Non ricordo di preciso quando sia iniziato tutto quanto, dice lei al sacerdote
del suo quartiere. Perché in fondo le cose si sono messe in questa maniera
soltanto poco per volta, quasi senza che me ne accorgessi. Ma tuo marito si
rende conto del dolore che ti arreca comportandosi in questo modo, trattandoti
con questa superficialità? fa il parroco. Sono sicura che lo sa, risponde la
donna, ma in questo momento è come se ormai non gli importasse più di nulla. Lui
va avanti così, forse perché è deluso della sua vita, forse anche di me, della
nostra vita che lui chiama monotona. Va bene, ma tu rammentagli di nuovo che
vorrei parlargli, e appena può che passi da qui, a qualsiasi ora, e che è
urgente, dice ancora il prete mentre si rimette velocemente in piedi. La donna
prontamente si alza anche lei, lo segue subito verso l’uscita, poi lo saluta e
lo ringrazia quasi con le lacrime agli occhi quando ormai è sulla soglia della canonica.

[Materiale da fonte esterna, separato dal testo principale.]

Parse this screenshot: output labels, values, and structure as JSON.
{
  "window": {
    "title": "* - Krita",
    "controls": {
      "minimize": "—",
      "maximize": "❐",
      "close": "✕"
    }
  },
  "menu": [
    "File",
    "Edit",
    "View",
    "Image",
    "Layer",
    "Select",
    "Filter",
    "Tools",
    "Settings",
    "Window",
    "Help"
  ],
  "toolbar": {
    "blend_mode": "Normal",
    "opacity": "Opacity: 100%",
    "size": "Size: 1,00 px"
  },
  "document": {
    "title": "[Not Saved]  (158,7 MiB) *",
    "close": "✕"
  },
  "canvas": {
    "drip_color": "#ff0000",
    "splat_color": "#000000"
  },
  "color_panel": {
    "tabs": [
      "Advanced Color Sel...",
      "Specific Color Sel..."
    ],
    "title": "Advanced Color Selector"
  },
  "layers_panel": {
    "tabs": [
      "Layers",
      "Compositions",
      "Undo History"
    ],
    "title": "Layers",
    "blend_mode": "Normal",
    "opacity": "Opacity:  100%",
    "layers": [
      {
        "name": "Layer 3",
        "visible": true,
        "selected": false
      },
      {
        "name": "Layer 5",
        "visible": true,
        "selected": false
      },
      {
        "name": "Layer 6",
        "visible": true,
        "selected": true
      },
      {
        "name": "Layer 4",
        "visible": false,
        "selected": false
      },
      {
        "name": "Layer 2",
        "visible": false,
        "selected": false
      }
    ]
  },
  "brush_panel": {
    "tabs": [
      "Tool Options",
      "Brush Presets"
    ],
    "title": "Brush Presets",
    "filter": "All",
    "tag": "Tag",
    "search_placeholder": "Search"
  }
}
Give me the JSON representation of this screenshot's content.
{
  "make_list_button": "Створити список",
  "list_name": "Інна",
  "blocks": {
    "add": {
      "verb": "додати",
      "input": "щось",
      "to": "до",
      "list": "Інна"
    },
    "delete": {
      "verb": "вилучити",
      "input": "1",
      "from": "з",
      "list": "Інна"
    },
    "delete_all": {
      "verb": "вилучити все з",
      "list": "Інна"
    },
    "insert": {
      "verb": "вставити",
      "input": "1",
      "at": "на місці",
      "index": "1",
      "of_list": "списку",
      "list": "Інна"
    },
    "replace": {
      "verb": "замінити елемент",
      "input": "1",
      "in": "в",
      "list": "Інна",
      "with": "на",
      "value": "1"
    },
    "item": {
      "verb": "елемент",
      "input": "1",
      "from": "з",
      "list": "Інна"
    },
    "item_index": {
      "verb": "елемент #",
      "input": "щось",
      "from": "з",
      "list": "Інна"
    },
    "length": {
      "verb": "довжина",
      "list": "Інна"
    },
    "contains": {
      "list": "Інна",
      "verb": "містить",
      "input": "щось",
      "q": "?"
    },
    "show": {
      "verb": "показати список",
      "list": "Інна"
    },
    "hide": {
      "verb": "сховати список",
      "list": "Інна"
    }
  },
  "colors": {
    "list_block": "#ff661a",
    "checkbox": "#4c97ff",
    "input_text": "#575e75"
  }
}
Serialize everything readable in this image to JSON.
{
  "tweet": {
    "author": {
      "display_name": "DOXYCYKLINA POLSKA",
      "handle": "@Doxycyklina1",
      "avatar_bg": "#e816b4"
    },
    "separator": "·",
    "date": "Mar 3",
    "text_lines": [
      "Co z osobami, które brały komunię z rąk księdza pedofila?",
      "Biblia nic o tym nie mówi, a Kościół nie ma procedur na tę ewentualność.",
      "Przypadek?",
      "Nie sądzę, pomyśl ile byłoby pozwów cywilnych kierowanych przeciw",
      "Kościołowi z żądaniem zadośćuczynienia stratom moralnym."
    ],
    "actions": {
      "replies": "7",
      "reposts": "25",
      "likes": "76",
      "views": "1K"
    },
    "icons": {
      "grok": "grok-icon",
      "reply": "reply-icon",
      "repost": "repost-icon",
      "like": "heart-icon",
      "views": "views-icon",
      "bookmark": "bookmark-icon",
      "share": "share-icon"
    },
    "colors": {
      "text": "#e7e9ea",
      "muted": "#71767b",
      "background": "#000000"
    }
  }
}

Lei non ripassa neanche dalla chiesa lì accanto, va di fretta, prende velocemente
la prima strada a destra, e scompare subito dalla piazzetta, per raggiungere il
prima possibile casa sua.
Gira la chiave nel portoncino, entra, appoggia la borsa, si guarda attorno
come per rendersi conto che tutto sia ancora al proprio posto, poi va a
sedersi, quasi di getto, come avesse un’improvvisa necessità di riposo, di un repentino
momento di calma, piazzandosi proprio su quella sedia intarsiata, antica e
preziosa come poche ce ne sono, quella che le ha regalato suo padre già molti
anni fa, il giorno stesso del suo matrimonio, proprio la stessa dove lei da
piccola veniva allattata dalla mamma, e dove in seguito si sedeva con mille
precauzioni quando era bambina. Adesso va a mettersi lì quasi per cercare un
ulteriore consiglio, forse la saggezza che le serve per prendere qualche
decisone, quelle decisioni necessarie a spianare il futuro per sé e per suo
figlio adesso a scuola, pensa; ma nella fretta si appoggia sul sedile con troppa
irruenza, non tratta quel cimelio con l'accortezza di sempre, e la sedia si
rompe, o meglio, con un brutto e sinistro rumore produce una profonda
incrinatura lungo lo schienale.
Lei rimane immobile per un attimo, le pare quasi impossibile che dopo tutti
quegli anni proprio adesso, per impeto e per terribile superficialità, sia
andata a provocare quel danno irreparabile, e non vorrebbe neanche rendersene
conto del tutto, stenta perfino a girarsi per vedere la gravità
dell’incrinatura di quel legno, e infatti resta lì, ferma, come anestetizzata,
con il solo pensiero che la sua esistenza di colpo stia crollando. Passano in
questa maniera alcuni minuti, infine lei si alza, si gira, e come forse doveva
fare subito osserva con attenzione quello schienale rovinato. Vorrebbe ulteriormente
disperarsi, piangere, forse gridare, ma sa che non servirebbe né a lei né alla
sua sedia, così d’improvviso le torna a mente suo padre, la mamma, e tutti
quegli anni spensierati della sua infanzia, vissuti attorno proprio a quella
seggiola adesso da gettare via.
Gira la chiave nella serratura del portoncino, è suo marito che torna, lei
lo guarda per un attimo come fosse quasi un estraneo, lui la saluta, capisce
subito che qualcosa evidentemente non vada per il verso giusto, così le si
ferma davanti, lei è ancora accanto alla sua sedia, e forse per lei dirgli
adesso che cosa è appena successo sarebbe come ammettere che quanto accaduto è
proprio la sacrosanta verità, così cerca di rallentare quanto può la porzione
di quel tempo, e attende ancora, come imbambolata. Che è successo, dice l’uomo
con un filo di voce, tradendo lo stupore di trovare la moglie in così strana
apparenza, ma lei non dice niente, si volta, accarezza la ferita del legno e d’improvviso
piange, adesso si, piange forte senza alcun ritegno. Lui si limita ad accarezzare
la sedia proprio nel punto dove si è incrinata: con della buona colla è
riparabile, le dice; non ci sono grossi problemi, ed anche se probabilmente non
sarà più esattamente come prima, in fondo ciascuno di noi nasconde una
cicatrice più o meno profonda, da qualche parte.